Shiga Toxin in Enterohemorrhagic E.coli: regulation and novel antivirulence strategies

• Published in: Frontiers in cellular and infection microbiology Vol. 2
• Main Authors: Vanessa eSperandio, Alline Roberta Pacheco
• Format: Journal Article
• Language: English
• Published: Frontiers Media S.A 01.06.2012
• Subjects: enterohemorrhagic E. coli (EHEC); hemolytic uremic syndrome (HUS); Shiga Toxin
• ISSN: 2235-2988
• DOI: 10.3389/fcimb.2012.00081

Enterohemorrhagic Escherichia coli O157:H7 infects about 73,000 people annually in the USA and is a major cause of outbreaks of bloody diarrhea worldwide, and. In 5 to 7% of the cases, the person infected develops the potentially fatal sequelae hemolytic uremic syndrome (HUS), characterized by acute kidney failure. A hallmark of EHEC pathogenesis and cause of HUS is the production of Shiga toxin (Stx). Stx was first described by Kiyoshi Shiga in Shigella dysenterae serotype I and later discovered in EHEC, and it has been linked to HUS since 1983. Many factors regulate the production of Stx, including temperature, growth phase, antibiotics, reactive oxygen species and quorum sensing.
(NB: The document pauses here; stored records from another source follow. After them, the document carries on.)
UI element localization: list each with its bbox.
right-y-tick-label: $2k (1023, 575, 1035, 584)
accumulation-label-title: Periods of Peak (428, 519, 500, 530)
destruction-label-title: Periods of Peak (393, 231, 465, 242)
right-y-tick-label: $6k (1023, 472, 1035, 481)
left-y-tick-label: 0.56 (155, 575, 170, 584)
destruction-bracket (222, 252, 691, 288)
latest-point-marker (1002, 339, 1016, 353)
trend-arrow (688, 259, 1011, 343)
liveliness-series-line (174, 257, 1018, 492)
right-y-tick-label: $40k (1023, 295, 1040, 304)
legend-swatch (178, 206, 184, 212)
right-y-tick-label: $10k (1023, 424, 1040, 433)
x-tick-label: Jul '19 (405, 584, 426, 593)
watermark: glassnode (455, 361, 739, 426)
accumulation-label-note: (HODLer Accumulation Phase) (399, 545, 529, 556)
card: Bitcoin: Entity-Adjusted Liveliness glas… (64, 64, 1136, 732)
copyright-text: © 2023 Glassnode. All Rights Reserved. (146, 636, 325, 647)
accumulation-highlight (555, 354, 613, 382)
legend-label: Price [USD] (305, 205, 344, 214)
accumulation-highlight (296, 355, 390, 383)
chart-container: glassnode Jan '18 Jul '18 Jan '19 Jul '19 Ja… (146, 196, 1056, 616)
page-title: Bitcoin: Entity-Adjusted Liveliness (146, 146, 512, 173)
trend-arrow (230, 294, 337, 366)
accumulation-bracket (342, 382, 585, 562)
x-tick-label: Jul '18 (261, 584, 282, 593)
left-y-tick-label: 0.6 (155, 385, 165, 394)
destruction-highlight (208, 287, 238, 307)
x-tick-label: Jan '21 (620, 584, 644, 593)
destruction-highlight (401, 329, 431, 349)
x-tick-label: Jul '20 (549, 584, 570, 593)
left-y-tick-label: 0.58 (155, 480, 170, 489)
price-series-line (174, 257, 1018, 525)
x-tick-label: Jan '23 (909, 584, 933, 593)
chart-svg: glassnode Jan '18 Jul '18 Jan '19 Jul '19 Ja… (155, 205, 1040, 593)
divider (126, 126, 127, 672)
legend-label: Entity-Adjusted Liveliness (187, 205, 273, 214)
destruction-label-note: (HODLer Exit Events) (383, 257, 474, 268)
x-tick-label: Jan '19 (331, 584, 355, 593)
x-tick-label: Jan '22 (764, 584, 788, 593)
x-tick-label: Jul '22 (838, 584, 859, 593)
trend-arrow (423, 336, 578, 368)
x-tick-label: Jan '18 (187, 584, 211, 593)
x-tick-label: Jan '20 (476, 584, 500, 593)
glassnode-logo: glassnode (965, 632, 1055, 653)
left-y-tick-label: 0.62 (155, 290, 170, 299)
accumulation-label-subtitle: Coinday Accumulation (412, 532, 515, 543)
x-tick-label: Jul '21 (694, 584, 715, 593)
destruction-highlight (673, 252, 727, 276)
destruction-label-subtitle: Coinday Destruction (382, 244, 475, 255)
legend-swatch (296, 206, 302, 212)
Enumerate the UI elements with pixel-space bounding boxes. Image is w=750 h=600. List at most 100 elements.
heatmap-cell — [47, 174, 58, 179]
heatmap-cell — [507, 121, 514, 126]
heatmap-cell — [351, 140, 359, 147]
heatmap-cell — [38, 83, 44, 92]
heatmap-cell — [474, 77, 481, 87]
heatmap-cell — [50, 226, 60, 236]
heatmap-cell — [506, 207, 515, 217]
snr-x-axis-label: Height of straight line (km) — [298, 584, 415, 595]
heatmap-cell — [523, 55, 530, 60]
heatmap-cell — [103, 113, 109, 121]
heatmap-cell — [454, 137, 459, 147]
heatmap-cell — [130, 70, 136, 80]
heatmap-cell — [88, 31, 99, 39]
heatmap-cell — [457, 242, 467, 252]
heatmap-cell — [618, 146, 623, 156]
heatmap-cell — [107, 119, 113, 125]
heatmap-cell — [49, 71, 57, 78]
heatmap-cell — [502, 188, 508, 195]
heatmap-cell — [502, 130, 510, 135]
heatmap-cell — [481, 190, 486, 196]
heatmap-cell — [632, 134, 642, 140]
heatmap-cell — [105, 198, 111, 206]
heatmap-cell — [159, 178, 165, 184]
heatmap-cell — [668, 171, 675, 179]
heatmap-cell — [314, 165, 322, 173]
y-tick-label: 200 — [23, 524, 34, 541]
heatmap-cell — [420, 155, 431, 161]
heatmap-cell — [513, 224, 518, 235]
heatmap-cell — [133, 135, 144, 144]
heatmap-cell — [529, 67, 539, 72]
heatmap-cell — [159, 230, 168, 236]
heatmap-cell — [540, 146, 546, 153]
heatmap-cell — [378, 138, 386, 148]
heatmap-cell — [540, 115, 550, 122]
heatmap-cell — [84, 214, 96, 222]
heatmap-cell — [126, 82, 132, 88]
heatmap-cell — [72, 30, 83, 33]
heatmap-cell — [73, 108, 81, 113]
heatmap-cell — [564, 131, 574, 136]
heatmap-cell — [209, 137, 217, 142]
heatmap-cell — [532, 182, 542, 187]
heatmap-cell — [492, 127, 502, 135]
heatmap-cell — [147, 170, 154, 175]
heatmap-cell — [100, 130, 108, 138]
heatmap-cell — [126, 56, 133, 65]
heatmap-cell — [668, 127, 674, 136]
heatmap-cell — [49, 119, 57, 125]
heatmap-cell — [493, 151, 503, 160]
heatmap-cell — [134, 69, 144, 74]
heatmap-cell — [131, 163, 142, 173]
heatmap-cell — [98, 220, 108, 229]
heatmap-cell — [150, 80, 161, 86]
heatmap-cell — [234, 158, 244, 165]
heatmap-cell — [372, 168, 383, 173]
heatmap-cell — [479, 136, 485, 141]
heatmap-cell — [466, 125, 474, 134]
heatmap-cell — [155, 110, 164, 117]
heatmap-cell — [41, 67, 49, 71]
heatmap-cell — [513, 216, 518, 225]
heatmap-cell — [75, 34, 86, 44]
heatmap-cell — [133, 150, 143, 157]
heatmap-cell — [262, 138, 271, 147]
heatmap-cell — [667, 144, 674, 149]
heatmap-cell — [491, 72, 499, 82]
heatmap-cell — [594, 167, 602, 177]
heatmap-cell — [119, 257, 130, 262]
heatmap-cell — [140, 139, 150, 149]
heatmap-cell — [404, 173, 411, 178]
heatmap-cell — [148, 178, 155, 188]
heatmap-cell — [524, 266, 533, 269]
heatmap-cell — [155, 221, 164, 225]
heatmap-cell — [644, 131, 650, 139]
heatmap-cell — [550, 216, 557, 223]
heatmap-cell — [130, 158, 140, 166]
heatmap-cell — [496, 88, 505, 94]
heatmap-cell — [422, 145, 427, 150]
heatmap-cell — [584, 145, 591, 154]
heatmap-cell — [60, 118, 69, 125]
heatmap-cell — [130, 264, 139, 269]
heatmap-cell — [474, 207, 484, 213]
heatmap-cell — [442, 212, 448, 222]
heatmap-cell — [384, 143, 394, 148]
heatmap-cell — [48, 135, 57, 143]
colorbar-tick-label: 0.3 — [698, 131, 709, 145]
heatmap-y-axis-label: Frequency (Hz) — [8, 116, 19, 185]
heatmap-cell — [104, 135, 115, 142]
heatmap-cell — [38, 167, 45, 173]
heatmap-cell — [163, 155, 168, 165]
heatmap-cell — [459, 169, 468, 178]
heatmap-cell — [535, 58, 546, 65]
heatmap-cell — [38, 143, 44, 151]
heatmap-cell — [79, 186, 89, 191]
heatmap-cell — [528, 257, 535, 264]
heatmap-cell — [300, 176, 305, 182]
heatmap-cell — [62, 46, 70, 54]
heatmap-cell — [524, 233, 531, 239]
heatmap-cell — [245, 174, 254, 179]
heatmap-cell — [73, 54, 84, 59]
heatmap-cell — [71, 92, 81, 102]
Currently, there is no effective treatment or prophylaxis for HUS. Since the use of antibiotics is not advised to treat EHEC infections because it triggers Stx production, alternative antibacterial strategies need to be developed. Quorum sensing inhibitors represent a novel class of antibacterial compounds, which have the advantage of not interfering on bacterial growth, thereby without selective pressure that can lead to appearance of resistant strains. In this review, we discuss factors that regulate Stx production in EHEC as well as novel strategies to fight Stx and minimize development to HUS in EHEC-infected patients.